John and Ann Marie’s relationship gets plenty of focus in this episode. Ann Marie is in denial over her feelings for John. She pretends that she’s done with him but it takes almost no convincing to spring her into action. Her guilt over introducing John to this life in the first place cleverly becomes an important part of the episode when she has to overcome her own emotional hangups to save John and get rid of the demon. I like how their history underpins every one of their conversations and ties into the story at several key points. I wonder if a Newcastle flashback is going to be explored in the upcoming episodes to flesh out this story. I sort of hope not as I like the periodic mentions as well as the underlying mystery surrounding those events.
There were some confusing choices in this episode when it comes to the other characters. Zed’s escape from her captor was so clumsily handled that it felt like her predicament was only added to the previous episode to create a cliffhanger for her. It reminds us that she has had a troubled past and it comes up a lot throughout the episode. It’s clear that there’s a conversation between her and John coming soon where Zed tells her everything.
I was also confused by the inclusion of the Vicente (Walter Daehn) character. Lots of fanfare surrounded him when he was identified as the snake in the garden of Eden who tempted Eve so I was expecting some kind of fight between him and a demon possessed John Constantine but he was dealt with in mere seconds. It was such an anticlimax and the episode would actually have been the same without his inclusion. It does give a little more development to the scale of The Rising Darkness but it wasn’t really necessary to do that here. It might have been forgivable if it had been a way to show how powerful the demon Pazuzu is but almost nothing came of this diversion.
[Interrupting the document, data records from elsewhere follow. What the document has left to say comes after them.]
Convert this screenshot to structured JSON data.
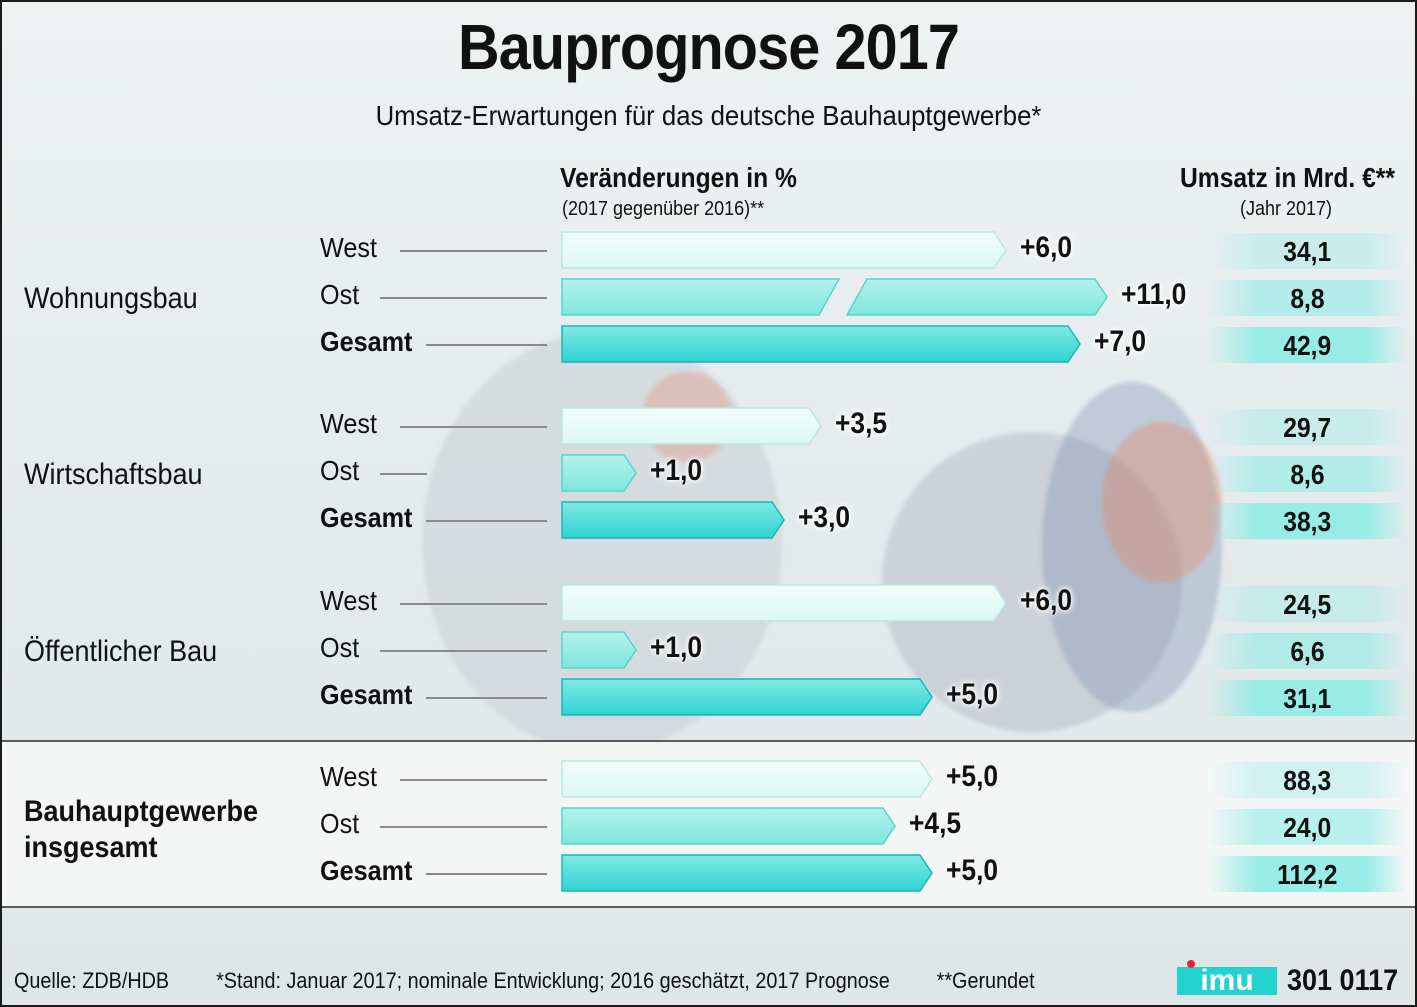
{
  "title": "Bauprognose 2017",
  "subtitle": "Umsatz-Erwartungen für das deutsche Bauhauptgewerbe*",
  "headers": {
    "change_title": "Veränderungen in %",
    "change_sub": "(2017 gegenüber 2016)**",
    "revenue_title": "Umsatz in Mrd. €**",
    "revenue_sub": "(Jahr 2017)"
  },
  "colors": {
    "west": "#dcf7f1",
    "ost": "#7fe6dd",
    "gesamt": "#2fd3d2",
    "cell": "#8fece6"
  },
  "chart_data": {
    "type": "bar",
    "title": "Bauprognose 2017",
    "subtitle": "Umsatz-Erwartungen für das deutsche Bauhauptgewerbe*",
    "xlabel": "Veränderungen in %",
    "groups": [
      {
        "name": "Wohnungsbau",
        "rows": [
          {
            "label": "West",
            "change": 6.0,
            "change_label": "+6,0",
            "umsatz": 34.1,
            "umsatz_label": "34,1"
          },
          {
            "label": "Ost",
            "change": 11.0,
            "change_label": "+11,0",
            "umsatz": 8.8,
            "umsatz_label": "8,8",
            "broken": true
          },
          {
            "label": "Gesamt",
            "change": 7.0,
            "change_label": "+7,0",
            "umsatz": 42.9,
            "umsatz_label": "42,9"
          }
        ]
      },
      {
        "name": "Wirtschaftsbau",
        "rows": [
          {
            "label": "West",
            "change": 3.5,
            "change_label": "+3,5",
            "umsatz": 29.7,
            "umsatz_label": "29,7"
          },
          {
            "label": "Ost",
            "change": 1.0,
            "change_label": "+1,0",
            "umsatz": 8.6,
            "umsatz_label": "8,6"
          },
          {
            "label": "Gesamt",
            "change": 3.0,
            "change_label": "+3,0",
            "umsatz": 38.3,
            "umsatz_label": "38,3"
          }
        ]
      },
      {
        "name": "Öffentlicher Bau",
        "rows": [
          {
            "label": "West",
            "change": 6.0,
            "change_label": "+6,0",
            "umsatz": 24.5,
            "umsatz_label": "24,5"
          },
          {
            "label": "Ost",
            "change": 1.0,
            "change_label": "+1,0",
            "umsatz": 6.6,
            "umsatz_label": "6,6"
          },
          {
            "label": "Gesamt",
            "change": 5.0,
            "change_label": "+5,0",
            "umsatz": 31.1,
            "umsatz_label": "31,1"
          }
        ]
      },
      {
        "name": "Bauhauptgewerbe insgesamt",
        "name_line1": "Bauhauptgewerbe",
        "name_line2": "insgesamt",
        "rows": [
          {
            "label": "West",
            "change": 5.0,
            "change_label": "+5,0",
            "umsatz": 88.3,
            "umsatz_label": "88,3"
          },
          {
            "label": "Ost",
            "change": 4.5,
            "change_label": "+4,5",
            "umsatz": 24.0,
            "umsatz_label": "24,0"
          },
          {
            "label": "Gesamt",
            "change": 5.0,
            "change_label": "+5,0",
            "umsatz": 112.2,
            "umsatz_label": "112,2"
          }
        ]
      }
    ]
  },
  "footer": {
    "source": "Quelle: ZDB/HDB",
    "note": "*Stand: Januar 2017; nominale Entwicklung; 2016 geschätzt, 2017 Prognose",
    "rounded": "**Gerundet",
    "logo": "imu",
    "code": "301 0117"
  }
}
I really liked the scene where the possessed John called out some truths about the other characters in a way that unnerved them but the effectiveness was lessened by the fact that a very similar scene happened in the first episode. It felt a little repetitious here which lessened the impact of the scene.
Constantine comes back from a long break with a strong outing. John’s possession filling up most of the episode was a good choice and was done really well. Matt Ryan conveys the possession perfectly and projects the internal conflict with a sinister edge.
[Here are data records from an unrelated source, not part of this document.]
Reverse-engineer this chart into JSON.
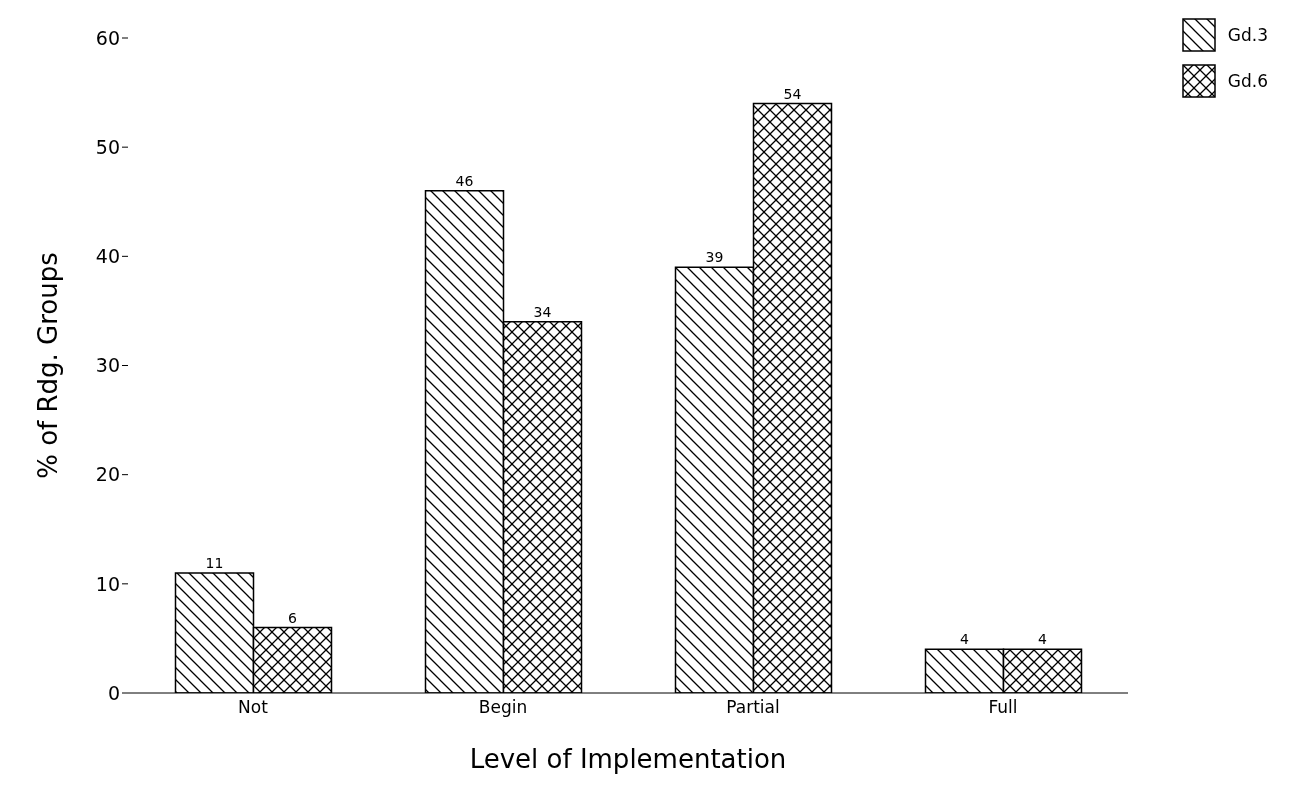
{
  "chart_data": {
    "type": "bar",
    "xlabel": "Level of Implementation",
    "ylabel": "% of Rdg. Groups",
    "categories": [
      "Not",
      "Begin",
      "Partial",
      "Full"
    ],
    "series": [
      {
        "name": "Gd.3",
        "color": "#000000",
        "values": [
          11,
          46,
          39,
          4
        ]
      },
      {
        "name": "Gd.6",
        "color": "#000000",
        "values": [
          6,
          34,
          54,
          4
        ]
      }
    ],
    "ylim": [
      0,
      60
    ],
    "yticks": [
      0,
      10,
      20,
      30,
      40,
      50,
      60
    ],
    "grid": false,
    "legend": "top right",
    "data_labels": true
  }
}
The other characters were used well in a support capacity. Each of them has their own reasons for wanting to help John and the episode kept them at the forefront. In particular the unresolved issues Ann Marie has with her own guilt that she projects onto him play an important part in solving John’s possession problem.
John and Manny’s relationship is really well handled here. There’s an implication that Manny is more willing to help than John assumes. I look forward to seeing how this relationship progresses as there’s lots of implied complexity in there.
The cliffhangers were all resolved in a really clumsy way suggesting that they were put in place with no thought of their resolution. It seems likely that the producers wanted several cliffhangers to hook viewers into coming back after the break which sacrificed the dramatic possibilities of their resolution. It was such a waste of the hideously underused Invunche.
Similarly the addition of the snake that tempted Eve in the Garden of Eden was completely underused. It was a really pointless addition that sadly didn’t go anywhere. It had the potential to be a really cool villain but unfortunately didn’t really work.
This show has definitely found more of an identity in the more recent episodes. It does feel like it’s building to something interesting and I just hope it’s not cancelled before it gets the chance.